Supplementary assessment is not available in this unit.
- Unit Coordinator(s)
- Associate Professor Tim Sercombe
- Unit rules
- enrolment in the Master of Professional Engineering
- Contact hours
- lectures: 2 hours per week; tutorials/activities: 2 hours per week
- The availability of units in Semester 1, 2, etc. was correct at the time of publication but may be subject to change.
- All students are responsible for identifying when they need assistance to improve their academic learning, research, English language and numeracy skills; seeking out the services and resources available to help them; and applying what they learn. Students are encouraged to register for free online support through GETSmart; to help themselves to the extensive range of resources on UWA's STUDYSmarter website; and to participate in WRITESmart and (ma+hs)Smart drop-ins and workshops.
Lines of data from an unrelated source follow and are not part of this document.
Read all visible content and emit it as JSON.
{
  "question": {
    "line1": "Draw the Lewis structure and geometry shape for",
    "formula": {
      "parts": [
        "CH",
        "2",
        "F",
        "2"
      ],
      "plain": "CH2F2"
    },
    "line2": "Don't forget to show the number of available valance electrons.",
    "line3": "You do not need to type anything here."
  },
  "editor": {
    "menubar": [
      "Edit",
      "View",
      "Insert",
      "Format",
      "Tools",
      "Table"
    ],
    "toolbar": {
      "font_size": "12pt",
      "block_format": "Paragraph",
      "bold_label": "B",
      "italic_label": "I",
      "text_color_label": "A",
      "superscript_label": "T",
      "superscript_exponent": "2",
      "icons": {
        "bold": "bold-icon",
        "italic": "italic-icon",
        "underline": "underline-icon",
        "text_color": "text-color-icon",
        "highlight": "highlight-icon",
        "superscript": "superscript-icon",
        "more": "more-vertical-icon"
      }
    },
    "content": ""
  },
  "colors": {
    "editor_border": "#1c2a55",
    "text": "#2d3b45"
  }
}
- Books and other material wherever listed may be subject to change. Book lists relating to 'Preliminary reading', 'Recommended reading' and 'Textbooks' are, in most cases, available at the University Co-operative Bookshop (from early January) and appropriate administrative offices for students to consult. Where texts are listed in the unit description above, an asterisk (*) indicates that the book is available in paperback.